Yeah, it seems as though you have a deep understanding of this style. And you're right - it is a rather strange picture to describe.

You both seem to have a deep understanding of this, actually. Except the drug thing, Maria. Tsk tsk! What i it wth you and those drugs? :)


Haha! Sorry, guys! I've been in Canada for th past week...and I still am! (Happy New Year, by the way!) (And Merry Christmas, even though I'm Jewish!)

Yeah, this is the first time I could get internet access up here :( It was upsetting...

So basically, no. Not an exotic location...but they have the most exotic animal of them all! THE MOOSE!!!

Gina said...

HAPPY NEW YEAR!

Although some people might not classify Canada as exotic, I would classify it as TOTALLY AWESOME!!!!

Speaking of Jewish people, our friend came to our Christmas party (our parents invited her, her dad, and her dad's girlfriend to come, even though they're all Jewish [well, not so much her dad]) and she lit her menorah and I lit the one we have: probably the first time it's been lit in 30-some-odd years. It was interesting. Shana (my friend), Maria and I sat around the table and watched the candles burn down.

It's easier to understand poems when you know the person very well. :)

I'm reading Inkdeath right now. I wonder how different it is in the original German...

Bela said...

Why yes, I suppose I WOULD agree...but the moose were all in hiding! I was upset about that...

Question of the week (this week, smart ones)- if "goose" is to "geese", then what is "moose" to?

I'm going to have fun with that one. Haha...I make myself giggle.
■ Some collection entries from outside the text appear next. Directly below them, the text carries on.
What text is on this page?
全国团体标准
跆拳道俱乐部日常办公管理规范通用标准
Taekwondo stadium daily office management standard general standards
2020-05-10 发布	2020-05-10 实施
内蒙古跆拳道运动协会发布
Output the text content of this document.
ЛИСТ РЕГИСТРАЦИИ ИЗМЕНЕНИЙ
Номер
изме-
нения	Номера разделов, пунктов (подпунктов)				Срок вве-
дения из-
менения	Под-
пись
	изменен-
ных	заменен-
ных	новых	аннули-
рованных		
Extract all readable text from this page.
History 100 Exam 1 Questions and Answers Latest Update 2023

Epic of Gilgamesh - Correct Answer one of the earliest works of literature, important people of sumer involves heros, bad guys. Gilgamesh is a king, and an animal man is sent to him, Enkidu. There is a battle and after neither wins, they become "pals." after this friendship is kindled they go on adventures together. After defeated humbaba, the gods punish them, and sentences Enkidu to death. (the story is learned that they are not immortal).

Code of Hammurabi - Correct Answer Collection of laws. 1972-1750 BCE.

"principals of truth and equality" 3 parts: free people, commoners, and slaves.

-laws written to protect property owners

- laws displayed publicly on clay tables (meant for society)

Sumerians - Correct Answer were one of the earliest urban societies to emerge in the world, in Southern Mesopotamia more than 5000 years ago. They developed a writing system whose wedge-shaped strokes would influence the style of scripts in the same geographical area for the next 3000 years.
Original German? Well, I suppose that would be a bit of a challenge, seeing as, oh, I don't know, you don't speak German. Haha! Man, I am on FIRE today!

Okay, now calm down, Gina, and let's be serious.

Gina said...

I don't see why I should be the one to calm down, seeing as I'm not the one squealing over the plural of moose (it's moose. Not that tricky or exciting) or the fact that I don't speak German (Apfelmarmeladenglasdeckel ring a bell for you?). I just hink it would be cool to read it in German, if I could read it.

Have you written anything new lately? I know I should write more... You need to start bugging me to write more, Bela (I know, what am I getting myself into? But the benefits will outweigh my continual annoyance at being nagged.)

Question: Do you find that your dreams are more vivid or memorable after a day spent reading a good book or writing than after a day spent watching TV or mindless YouTube videos?

Bela said...

NAG NAG.
NAG NAG NAG.

Shall I stop? But honestly, you really should write more often. Your writing style had clearly changed during the summer, and I really want to see how far it's come!

Well, that question is rather challenging...
I find that after watching TV and playing video games, one would start to lose bits and pieces of dreams. But with reading, dreams can be molded into something they once weren't, changed by the descriptions that one would remember from a book.

So, my answer is different than the options you have given me. I would have to say only writing, for it is through writing that dreams may be brought back into the mind and experienced with open eyes. Pun intended.

Gina said...

I'm going to email you one of my AP US History essays- let's see what you think of my writing style then!

Gina said...

So, Bela, what happened to that poem I asked to write? *peers sternly over glasses, then remembers that she doesn't have glasses*

WORD VERIFICATION: forably
Write a definition!

Bela said...

Forably - definition: saying horrible when rubbing your forehead.

Uh...don't ask. Let's just go with...

***!!!GONG!!!***

I do not accept your challenge. He...he...no questions.

Only kidding...I've just been hitting a bit of a rough patch lately. I'm supposed to be studying for my big test tomorrow, but...

Uh, okay...send me your *gulps* essay.

Gina said...

Oh, it's okay, I understand. TESTS ARE MORE IMPORTANT THAN ME!!!







































































































































































*sob*

Bela said...

I'm sorry :(
No, it just counted for a lot of my grade...so I really had to focus.